Tuesday, May 31, 2016

The first musical event of the 2016 Israel Festival combines performance of 'cellist Sonia Wieder-Atherton, magnetic tape and texts of Israeli novelist Aharon Appelfeld


Aharon Appelfeld (ithl.org.il)
On May 28th, the 2016 Israel Festival’s musical events began at the Rivka Crown Auditorium of the Jerusalem Theatre with “Odyssey”, an event combining three elements – performance of ‘cellist American/French Sonia Wieder-Atherton, a pre-recorded magnetic tape and recorded readings of Israeli novelist Aharon Appelfeld from his 1999 autobiographical book “Story of a Life” (Keter Publishing House).
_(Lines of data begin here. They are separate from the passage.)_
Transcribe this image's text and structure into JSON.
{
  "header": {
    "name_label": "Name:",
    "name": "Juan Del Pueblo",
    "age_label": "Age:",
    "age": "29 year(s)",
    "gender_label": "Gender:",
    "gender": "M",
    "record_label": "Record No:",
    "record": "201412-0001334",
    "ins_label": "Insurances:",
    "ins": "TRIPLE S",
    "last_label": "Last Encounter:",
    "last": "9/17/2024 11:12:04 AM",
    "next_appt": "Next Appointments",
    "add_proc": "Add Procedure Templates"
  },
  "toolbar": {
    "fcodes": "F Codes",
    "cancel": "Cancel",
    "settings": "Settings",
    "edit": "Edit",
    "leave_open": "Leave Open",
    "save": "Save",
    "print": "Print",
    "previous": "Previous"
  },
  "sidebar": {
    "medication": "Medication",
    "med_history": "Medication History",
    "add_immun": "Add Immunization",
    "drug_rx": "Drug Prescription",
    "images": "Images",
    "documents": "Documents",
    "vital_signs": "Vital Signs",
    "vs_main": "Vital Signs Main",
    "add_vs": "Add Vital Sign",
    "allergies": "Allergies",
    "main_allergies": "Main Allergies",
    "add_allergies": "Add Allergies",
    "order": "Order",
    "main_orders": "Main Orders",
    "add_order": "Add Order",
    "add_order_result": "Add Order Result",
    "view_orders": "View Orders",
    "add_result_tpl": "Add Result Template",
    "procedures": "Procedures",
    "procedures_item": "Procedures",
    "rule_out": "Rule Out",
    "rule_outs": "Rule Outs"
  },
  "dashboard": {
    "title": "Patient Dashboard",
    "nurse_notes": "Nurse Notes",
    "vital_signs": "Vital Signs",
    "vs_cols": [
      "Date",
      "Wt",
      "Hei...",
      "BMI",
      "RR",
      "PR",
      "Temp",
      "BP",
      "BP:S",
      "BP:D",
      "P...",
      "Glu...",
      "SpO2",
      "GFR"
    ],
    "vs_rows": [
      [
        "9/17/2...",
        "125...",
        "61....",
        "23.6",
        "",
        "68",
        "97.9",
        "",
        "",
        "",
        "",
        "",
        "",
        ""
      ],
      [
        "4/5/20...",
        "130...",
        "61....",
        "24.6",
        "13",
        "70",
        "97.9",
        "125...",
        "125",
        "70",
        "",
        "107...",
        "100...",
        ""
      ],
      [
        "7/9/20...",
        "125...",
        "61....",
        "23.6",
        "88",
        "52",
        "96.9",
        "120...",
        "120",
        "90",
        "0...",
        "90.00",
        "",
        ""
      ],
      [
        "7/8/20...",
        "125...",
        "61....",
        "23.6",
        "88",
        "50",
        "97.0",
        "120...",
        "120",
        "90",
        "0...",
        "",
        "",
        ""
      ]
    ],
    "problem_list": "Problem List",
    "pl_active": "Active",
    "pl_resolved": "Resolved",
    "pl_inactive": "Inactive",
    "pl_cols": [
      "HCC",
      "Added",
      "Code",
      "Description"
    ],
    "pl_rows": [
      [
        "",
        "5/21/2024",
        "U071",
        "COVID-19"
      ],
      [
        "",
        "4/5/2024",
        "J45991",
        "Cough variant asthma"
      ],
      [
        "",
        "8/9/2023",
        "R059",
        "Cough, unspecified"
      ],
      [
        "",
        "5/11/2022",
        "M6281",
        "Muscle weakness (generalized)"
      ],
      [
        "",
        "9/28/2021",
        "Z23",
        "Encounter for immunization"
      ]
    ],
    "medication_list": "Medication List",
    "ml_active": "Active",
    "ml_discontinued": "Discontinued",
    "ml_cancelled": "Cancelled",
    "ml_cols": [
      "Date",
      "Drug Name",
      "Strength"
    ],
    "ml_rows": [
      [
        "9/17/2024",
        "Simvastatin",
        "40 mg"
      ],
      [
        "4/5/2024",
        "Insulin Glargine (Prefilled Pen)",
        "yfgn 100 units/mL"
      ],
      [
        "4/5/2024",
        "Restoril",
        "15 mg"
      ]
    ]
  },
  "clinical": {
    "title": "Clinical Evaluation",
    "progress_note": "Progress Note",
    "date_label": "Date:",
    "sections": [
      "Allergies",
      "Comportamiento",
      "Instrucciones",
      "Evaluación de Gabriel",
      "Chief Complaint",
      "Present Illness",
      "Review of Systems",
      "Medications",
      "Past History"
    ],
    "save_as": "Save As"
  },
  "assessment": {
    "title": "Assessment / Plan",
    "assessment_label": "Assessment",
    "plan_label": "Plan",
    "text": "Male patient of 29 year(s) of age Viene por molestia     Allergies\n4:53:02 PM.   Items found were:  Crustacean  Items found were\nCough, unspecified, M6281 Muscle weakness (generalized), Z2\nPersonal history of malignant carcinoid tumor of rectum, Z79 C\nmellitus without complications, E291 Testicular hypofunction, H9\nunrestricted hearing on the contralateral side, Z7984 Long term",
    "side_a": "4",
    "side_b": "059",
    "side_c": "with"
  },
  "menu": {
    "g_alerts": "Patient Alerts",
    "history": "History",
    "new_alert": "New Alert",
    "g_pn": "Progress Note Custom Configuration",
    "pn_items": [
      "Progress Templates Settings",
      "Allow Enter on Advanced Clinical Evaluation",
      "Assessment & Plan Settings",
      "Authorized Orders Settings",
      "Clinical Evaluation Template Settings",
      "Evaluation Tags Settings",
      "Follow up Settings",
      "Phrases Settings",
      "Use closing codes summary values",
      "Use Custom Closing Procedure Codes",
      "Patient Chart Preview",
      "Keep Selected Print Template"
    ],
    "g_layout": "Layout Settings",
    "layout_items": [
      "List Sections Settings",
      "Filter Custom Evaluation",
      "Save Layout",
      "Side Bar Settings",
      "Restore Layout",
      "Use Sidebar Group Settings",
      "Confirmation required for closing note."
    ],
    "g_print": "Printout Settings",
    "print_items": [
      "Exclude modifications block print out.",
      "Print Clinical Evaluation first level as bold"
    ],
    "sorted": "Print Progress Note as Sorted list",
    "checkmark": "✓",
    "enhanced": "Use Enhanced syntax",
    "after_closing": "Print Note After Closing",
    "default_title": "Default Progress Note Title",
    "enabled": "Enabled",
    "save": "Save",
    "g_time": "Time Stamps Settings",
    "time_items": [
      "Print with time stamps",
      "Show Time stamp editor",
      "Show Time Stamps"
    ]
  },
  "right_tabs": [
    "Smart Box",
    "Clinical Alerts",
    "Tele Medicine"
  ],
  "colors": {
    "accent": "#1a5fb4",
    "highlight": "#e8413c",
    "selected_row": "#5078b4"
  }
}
Aharon Appelfeld was born in 1932 in the Bukovina region of Romania (today the Ukraine), immigrating to Israel in 1946. Created for the Israel Festival, the event was designed and directed by Wieder-Atherton. Composer Franck Krawczyk was also involved in the musical aspect, Franck Rossi compiled the magnetic tape; production was by Walter Sound. The 13 solo works played by Wieder-Atherton were based on music of J.S.Bach, Prokofiev, Andre Hajdu and on songs from Syria, Egypt and the Byzantine Empire. This is the third part of a musical triptych in which Wieder-Atherton has been researching music of the Mediterranean Basin and blending it with other styles. The project is supported by the Ostrovsky Family Fund.

 With the theatre and stage plunged into darkness, there was one spotlight focused on the ‘cellist seated on the stage.  Backed by the magnetic tape, at times as a drone, at others in a more active role, Wieder-Atherton begins to play. Time seems to stand still. We then begin to hear Appelfeld talking, his voice attesting to his age and wisdom as he enunciates each word clearly and slowly in language never convoluted by superfluity. He begins by asking when memory begins to remember. The music and other sounds flow into each other, meeting the text, reflecting upon it and drawing the listener into each scene, each description, each silence. Appelfeld describes many scenes and situations through the eyes of a small child – the family home, its balconies, the familiar smell of starch, the chimney sweep, a book of Grimm Brothers stories, thunder, his father’s love of walking to the river and singing there spontaneously. He describes a visit from gypsies, how he feared their music and his mother paying them to leave, we hear of the joy of a basketful of strawberries brought to them by a little girl, the girl’s singing, the memory of his mother serving the fresh strawberries with sugar and cream. We learn that he and his mother spoke German together, that his grandparents spoke Yiddish.  Appelfeld’s narrative always conveys what remains as thoughts, what is left unsaid, the untold secret, the child quietly observing family members and the importance of observation, as he subtly infuses many scenes with an aura of this probing silence.  Not all is so quiet – there are agitated pieces, the rattling of trains, thunderous effects, voices of a crowd of people culminating in a scream, these possibly hinting at the retaking of his hometown after a year of Soviet occupation in 1941, when his mother was murdered. (With his father Appelfeld was then deported to a Nazi camp in Romanian-controlled Transnistria, from which he then managed to escape.)

 Sonia Wieder-Atherton’s playing seemed to find relevance and natural coherence in the mix of repertoire chosen to accompany Appelfeld’s texts. She is one of today’s most dynamic and original artists. She studied in Paris and Russia, today performing mainstream 'cello repertoire but also much new music, many works of which have been written for her. Her traversing of stylistic boundaries, of east and west, is a natural, well-oiled course of hers, taking the form of profoundly emotional utterance, free, polished, sophisticated and convincingly intertwined with the spoken text. Her technical mastery is indeed matched by her passionate involvement in performance. Not to be ignored is the finely created, effective and integrated magnetic tape. The event, concluding with Aharon Appelfeld’s initial question on memory, was humbling and moving. Appelfeld himself was present.